Demnach verstarben von den 692.000 HzV-Versicherten 1.700 Menschen weniger in dem untersuchten Zeitraum zwischen 2012 und 2016 als in der Kontrollgruppe aus ebenso vielen Versicherten, die nicht in die HzV eingeschrieben sind. Dies erklärte einer der Autoren der Evaluation, Joachim Szecsenyi, ärztlicher Direktor der Abteilung Allgemeinmedizin und Versorgungsforschung des Universitätsklinikums Heidelberg, heute vor Journalisten in Berlin.
Bei 119.000 Diabetikern, die in beiden Gruppen untersucht wurden, kam es bei den HzV-Versicherten zudem in etwa 4.000 Fällen zu weniger schwerwiegenden Komplikationen in den Jahren 2011 bis 2016. Zu den schwerwiegenden Komplikationen zählte Ferdinand Gerlach, Direktor des Instituts für Allgemeinmedizin der Goethe-Universität Frankfurt am Main, eine Dialyse, eine Erblindung, Amputationen, Herzinfarkte und Schlaganfälle.
Weniger Krankenhaustage
Bei jeweils 166.000 untersuchten Patienten mit einer koronaren Herzkrankheit (KHK) verbrachten die HzV-Versicherten innerhalb von fünf Jahren circa 46.000 Tage weniger aufgrund der KHK in einem Krankenhaus. Bei 89.000 untersuchten Patienten im Alter von über 65 Jahren wurden in der HzV-Gruppe zudem 5.400 Arzneimittel aus der Priscus-Liste weniger pro Jahr verordnet als in der Kontrollgruppe. Die Priscus-Liste enthält Arzneimittel, die für Menschen ab 65 Jahren als potenziell inadäquat gelten.
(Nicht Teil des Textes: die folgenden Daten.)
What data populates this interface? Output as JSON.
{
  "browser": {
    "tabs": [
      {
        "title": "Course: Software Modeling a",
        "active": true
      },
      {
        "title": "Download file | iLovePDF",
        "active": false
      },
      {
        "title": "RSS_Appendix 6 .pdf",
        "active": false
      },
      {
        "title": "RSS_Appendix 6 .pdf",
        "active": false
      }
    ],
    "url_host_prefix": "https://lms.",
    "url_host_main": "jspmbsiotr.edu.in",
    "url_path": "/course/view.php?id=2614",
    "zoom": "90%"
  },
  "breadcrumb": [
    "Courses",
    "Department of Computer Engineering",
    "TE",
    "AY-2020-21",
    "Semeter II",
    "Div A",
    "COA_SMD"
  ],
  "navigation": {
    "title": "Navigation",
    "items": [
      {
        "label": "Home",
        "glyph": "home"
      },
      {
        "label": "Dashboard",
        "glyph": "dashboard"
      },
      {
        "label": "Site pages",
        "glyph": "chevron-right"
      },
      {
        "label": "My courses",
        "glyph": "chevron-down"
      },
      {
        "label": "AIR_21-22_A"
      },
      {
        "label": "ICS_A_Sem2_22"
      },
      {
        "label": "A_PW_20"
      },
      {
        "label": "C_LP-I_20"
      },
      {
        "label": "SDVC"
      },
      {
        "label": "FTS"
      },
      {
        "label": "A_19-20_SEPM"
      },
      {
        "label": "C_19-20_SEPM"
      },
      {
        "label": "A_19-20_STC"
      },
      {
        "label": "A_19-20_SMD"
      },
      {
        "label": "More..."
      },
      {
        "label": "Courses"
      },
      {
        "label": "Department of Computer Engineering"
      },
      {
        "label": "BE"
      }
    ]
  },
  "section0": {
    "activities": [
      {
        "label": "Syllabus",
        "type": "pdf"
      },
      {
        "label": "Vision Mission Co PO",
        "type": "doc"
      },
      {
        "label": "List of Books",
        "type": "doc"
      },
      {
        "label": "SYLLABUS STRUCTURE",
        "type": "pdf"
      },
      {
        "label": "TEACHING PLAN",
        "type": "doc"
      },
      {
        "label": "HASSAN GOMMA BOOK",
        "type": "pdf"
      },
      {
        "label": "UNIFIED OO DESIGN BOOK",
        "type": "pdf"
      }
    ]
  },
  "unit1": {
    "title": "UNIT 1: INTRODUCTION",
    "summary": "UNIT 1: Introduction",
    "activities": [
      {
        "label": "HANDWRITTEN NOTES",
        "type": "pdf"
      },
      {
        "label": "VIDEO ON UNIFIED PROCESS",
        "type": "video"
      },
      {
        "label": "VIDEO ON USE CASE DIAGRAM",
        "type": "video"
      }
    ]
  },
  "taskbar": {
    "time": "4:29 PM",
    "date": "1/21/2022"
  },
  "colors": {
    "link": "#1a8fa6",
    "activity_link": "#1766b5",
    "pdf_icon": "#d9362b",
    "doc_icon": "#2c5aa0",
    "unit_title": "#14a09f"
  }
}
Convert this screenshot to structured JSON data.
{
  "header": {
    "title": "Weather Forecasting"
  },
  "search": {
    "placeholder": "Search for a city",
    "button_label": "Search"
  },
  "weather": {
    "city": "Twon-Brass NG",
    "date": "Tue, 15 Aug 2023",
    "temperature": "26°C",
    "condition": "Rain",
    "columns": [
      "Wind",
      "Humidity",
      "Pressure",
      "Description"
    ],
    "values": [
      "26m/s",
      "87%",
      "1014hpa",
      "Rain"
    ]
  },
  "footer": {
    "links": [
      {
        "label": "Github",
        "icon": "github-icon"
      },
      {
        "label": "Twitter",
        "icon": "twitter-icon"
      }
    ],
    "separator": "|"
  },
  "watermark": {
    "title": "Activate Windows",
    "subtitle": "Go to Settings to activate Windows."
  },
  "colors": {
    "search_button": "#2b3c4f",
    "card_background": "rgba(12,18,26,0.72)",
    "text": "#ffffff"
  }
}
Gerlach nannte noch weitere Beispiele: In der HzV-Gruppe seien im Jahr 2016 etwa 20.000 Versicherte ab dem 60. Lebensjahr mehr gegen Influenza geimpft worden, so wie es die Empfehlungen der Ständigen Impfkommission (Stiko) vorsehen. „Und beim Thema Rückenschmerzen gibt es fast keine unkoordinierte Inanspruchnahme von Facharztleistungen mehr“, sagte der Vorsitzende des Sachverständigenrates zur Begutachtung der Entwicklung im Gesundheitswesen (SVR). „Fast immer gibt es eine gezielte Überweisung.“
Es gebe in der HzV weniger Schnittbildgebungen, so wie es auch in den Leitlinien vorgesehen sei. Und in der HzV-Gruppe seien 8,5 Prozent weniger Versicherte infolge von Rückenbeschwerden krankgeschrieben worden als in der Kontrollgruppe. „Wir können mit zunehmender Sicherheit sagen, dass HzV-Patienten in vielen Bereichen besser versorgt sind“, resümierte Gerlach.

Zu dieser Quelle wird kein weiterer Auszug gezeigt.